Talking about how this project has changed the way the business and IT work together, Allen said there is a mutual respect that has allowed both IT and the business to better understand the challenges and opportunities that each face. Allen says that working relationship is, to some extent, assisted by the quarterly update cycle during which needs are agreed and prioritized. But it is also evident in the way that functional experts are configuring the solution while at the same time ensuring the IT technical people have the time and space to manage identity and security topics. Allen playfully refers to this new breed of functional person as a 'funky tech,' a term of endearment.
As we closed out our conversation I asked Allen about takeaways from which others can usefully learn. Alongside the change management topic, he advises keeping things as simple as possible.
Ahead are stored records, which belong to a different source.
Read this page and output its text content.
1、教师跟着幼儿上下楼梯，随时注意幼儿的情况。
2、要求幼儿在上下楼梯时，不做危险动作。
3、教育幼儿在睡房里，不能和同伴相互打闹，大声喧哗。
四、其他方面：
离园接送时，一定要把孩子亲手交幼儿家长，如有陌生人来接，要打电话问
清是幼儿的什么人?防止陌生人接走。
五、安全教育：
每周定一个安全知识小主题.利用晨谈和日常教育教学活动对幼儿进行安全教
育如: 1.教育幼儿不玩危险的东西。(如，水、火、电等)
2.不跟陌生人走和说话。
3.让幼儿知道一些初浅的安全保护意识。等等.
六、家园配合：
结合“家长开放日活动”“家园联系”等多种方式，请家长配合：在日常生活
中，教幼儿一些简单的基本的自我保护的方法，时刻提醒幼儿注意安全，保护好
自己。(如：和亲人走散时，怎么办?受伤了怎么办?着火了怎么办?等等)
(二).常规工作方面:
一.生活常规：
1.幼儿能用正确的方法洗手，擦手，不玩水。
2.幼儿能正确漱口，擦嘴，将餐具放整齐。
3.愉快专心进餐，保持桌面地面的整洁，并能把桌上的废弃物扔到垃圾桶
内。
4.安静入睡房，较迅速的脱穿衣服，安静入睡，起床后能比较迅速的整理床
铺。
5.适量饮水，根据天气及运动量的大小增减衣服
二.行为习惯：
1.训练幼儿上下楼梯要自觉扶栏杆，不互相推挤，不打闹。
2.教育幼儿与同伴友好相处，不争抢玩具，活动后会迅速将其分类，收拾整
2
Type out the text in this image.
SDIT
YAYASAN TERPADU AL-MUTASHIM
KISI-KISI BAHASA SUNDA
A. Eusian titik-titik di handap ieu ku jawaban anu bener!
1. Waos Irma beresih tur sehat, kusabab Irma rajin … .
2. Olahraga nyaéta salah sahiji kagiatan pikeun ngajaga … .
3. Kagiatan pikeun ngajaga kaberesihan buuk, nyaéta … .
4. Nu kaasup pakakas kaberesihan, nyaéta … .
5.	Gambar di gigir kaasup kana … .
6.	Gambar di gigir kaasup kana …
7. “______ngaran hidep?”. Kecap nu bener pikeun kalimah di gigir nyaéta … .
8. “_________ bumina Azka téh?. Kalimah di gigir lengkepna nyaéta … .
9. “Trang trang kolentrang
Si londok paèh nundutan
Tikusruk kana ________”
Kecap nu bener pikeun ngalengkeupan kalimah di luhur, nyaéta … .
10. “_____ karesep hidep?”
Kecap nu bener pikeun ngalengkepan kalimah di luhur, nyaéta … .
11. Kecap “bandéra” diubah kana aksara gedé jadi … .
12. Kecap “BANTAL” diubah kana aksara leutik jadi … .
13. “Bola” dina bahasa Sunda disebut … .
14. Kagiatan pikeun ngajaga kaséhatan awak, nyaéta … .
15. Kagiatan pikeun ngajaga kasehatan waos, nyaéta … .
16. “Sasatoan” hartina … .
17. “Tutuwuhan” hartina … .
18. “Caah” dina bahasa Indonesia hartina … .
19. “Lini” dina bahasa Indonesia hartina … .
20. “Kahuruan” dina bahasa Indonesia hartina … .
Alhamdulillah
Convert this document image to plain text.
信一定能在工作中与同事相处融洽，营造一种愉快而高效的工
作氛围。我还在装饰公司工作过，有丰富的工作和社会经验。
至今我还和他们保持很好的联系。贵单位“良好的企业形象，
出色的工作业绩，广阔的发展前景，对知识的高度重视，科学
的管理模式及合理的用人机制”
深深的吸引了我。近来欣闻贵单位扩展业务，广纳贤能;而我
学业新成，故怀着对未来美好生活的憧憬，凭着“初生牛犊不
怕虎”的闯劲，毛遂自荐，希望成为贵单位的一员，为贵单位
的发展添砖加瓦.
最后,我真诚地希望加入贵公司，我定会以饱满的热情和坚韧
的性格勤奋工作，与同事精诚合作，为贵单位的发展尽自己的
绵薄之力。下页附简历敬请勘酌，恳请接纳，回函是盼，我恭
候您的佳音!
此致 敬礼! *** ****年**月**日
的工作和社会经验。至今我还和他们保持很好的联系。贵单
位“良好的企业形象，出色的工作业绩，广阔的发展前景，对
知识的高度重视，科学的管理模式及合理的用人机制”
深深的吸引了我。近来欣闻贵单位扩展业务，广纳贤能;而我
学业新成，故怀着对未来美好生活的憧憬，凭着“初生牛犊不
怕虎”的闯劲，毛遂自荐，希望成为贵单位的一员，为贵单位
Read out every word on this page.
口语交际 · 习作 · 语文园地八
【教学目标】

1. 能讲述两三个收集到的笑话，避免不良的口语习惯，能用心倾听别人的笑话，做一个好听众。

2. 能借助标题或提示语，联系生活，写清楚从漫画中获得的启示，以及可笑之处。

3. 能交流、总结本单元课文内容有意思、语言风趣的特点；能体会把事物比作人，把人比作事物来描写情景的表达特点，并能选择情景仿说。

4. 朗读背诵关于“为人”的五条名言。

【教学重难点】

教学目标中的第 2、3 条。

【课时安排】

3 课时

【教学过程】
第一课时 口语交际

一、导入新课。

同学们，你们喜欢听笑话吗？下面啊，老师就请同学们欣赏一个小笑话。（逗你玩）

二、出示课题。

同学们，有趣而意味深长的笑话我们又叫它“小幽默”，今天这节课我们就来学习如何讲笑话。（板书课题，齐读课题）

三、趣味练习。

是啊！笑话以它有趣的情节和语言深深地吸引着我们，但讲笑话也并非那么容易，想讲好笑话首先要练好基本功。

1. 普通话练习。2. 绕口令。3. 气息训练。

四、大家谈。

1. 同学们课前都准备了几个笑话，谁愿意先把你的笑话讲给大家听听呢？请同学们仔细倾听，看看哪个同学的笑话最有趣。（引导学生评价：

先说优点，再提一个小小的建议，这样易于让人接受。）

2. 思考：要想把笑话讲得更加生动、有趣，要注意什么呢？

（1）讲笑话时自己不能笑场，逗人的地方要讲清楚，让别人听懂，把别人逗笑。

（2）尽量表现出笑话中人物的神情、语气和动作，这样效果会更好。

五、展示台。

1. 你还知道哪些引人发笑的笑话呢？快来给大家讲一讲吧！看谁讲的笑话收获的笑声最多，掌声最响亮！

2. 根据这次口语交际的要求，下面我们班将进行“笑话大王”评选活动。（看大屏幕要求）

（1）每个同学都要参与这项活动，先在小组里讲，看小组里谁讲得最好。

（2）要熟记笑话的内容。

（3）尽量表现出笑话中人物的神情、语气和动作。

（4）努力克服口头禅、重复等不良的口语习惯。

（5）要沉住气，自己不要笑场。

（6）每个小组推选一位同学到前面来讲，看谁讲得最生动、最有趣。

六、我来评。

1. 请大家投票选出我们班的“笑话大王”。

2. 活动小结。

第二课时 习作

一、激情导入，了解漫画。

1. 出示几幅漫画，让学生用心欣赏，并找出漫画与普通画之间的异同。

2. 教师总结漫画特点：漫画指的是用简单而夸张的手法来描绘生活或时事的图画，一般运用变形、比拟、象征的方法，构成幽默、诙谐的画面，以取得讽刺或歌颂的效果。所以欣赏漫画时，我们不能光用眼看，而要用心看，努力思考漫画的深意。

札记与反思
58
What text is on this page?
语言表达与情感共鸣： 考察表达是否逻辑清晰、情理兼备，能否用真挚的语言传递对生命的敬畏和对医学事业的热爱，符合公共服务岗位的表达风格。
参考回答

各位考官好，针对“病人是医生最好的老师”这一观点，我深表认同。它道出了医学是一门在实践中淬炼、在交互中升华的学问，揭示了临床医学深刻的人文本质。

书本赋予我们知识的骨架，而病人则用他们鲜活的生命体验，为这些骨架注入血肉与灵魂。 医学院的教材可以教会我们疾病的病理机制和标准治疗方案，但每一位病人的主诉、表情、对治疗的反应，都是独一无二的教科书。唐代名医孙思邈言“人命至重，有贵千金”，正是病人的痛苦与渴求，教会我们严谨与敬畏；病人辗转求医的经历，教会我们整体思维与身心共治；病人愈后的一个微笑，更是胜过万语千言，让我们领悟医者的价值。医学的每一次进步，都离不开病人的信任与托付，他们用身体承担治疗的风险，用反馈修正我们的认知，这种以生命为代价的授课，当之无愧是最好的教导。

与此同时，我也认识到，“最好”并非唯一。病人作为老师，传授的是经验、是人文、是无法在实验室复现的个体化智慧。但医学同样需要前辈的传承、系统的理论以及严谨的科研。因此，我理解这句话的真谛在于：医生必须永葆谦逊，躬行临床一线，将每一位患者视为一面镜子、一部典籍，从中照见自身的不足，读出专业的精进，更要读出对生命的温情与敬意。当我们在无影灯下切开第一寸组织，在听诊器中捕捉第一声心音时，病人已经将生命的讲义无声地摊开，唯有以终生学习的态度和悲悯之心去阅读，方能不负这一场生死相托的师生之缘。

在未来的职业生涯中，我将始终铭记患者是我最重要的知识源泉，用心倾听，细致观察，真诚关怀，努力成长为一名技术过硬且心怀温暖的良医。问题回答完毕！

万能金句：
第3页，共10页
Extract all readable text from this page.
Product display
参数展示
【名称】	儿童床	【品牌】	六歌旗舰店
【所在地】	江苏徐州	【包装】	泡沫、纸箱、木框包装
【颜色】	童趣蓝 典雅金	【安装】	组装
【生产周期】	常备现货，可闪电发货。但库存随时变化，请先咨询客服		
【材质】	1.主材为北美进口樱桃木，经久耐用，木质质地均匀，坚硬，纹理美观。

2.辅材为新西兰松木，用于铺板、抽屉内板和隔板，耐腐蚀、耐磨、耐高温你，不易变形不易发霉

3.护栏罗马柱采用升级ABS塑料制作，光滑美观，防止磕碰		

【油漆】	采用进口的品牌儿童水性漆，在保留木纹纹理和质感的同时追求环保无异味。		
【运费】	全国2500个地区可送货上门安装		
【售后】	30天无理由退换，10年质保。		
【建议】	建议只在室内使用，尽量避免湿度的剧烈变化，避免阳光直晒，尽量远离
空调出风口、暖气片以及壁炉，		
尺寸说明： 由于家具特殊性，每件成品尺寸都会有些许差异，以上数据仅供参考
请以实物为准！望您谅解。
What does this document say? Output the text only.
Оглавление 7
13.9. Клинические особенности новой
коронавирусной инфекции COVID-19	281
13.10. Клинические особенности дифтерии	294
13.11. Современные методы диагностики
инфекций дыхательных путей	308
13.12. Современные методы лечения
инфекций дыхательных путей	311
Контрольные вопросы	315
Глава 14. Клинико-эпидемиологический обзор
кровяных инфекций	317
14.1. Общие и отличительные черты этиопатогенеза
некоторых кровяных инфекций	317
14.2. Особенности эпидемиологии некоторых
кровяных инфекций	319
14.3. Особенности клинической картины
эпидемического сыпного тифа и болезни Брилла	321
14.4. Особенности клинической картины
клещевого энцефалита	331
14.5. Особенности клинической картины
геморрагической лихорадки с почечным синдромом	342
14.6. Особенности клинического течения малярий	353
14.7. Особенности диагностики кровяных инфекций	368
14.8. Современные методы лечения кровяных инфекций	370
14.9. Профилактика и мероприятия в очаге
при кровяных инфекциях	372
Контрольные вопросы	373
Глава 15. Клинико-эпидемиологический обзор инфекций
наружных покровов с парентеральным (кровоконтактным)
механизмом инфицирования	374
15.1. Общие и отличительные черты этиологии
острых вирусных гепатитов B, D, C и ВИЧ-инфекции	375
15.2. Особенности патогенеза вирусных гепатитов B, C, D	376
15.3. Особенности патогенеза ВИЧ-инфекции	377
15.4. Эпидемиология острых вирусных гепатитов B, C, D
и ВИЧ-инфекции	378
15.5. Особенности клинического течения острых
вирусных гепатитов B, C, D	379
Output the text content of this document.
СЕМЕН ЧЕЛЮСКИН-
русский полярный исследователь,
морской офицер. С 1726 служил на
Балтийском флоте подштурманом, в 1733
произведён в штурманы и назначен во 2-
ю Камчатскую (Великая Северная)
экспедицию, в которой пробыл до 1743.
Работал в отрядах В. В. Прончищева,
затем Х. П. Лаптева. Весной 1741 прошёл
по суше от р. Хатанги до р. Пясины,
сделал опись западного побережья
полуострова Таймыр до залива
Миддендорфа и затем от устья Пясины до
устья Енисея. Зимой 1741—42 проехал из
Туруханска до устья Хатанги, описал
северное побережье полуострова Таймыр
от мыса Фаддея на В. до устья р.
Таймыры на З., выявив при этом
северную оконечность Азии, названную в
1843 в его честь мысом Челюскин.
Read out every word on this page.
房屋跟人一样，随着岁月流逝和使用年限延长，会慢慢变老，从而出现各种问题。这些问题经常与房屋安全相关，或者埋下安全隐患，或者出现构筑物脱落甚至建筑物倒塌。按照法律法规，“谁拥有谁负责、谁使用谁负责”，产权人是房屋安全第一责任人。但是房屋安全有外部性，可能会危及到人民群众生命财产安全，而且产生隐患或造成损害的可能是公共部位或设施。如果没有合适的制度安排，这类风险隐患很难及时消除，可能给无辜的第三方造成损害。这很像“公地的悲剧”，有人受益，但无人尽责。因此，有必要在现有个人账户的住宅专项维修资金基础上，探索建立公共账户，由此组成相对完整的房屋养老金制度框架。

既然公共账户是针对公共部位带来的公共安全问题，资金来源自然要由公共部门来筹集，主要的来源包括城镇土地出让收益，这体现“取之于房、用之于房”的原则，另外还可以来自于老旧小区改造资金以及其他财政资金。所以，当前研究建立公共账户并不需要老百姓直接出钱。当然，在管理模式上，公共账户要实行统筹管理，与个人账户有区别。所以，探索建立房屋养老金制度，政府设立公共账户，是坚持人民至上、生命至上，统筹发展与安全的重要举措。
There's always the temptation to recreate the past because of an exception that occurred years ago. So in our old HR system for instance, it took 26 steps to hire in a new person. That just didn't make sense anymore.
Did Baylor get it right all the way through? No. Risks were taken on payroll that, in hindsight, were a step too far. But issues were quickly fixed. Even so, as I listened to Allen, I was impressed with the infectious enthusiasm and passion with which he told the story.
As we meander through the fallout from the COVID-19 pandemic, it is clear that the so-called best practices of the past are past their sell by date. Baylor provides an excellent example of what can happen when an organization sets its mind to success, is prepared to take implementation advice but is especially receptive to change management as a foundational element of the implementation project. Critically, in my view, is the recognition that switching delivery methods is not just essential but adds value to the overall implementation and delivery processes both now and into the future. It helps that modern software is capable of configuration by functional experts and in this, Oracle's cloud products have made significant advances in the last couple of years, especially on the user interface side, which Allen describes as way better than what they first saw in 2017. I concur. The Redwood UI, introduced in late 2018, was a huge step forward and long overdue. It's good to see customers reacting positively because as regular readers know only too well, a crappy UI usually means a crappy experience. Where once you could kind of get away with that, the current generation of users will no longer tolerate a poor UI.
Going forward, it will be interesting to see how the collaborative methods Baylor is using evolve to deliver further projects at scale.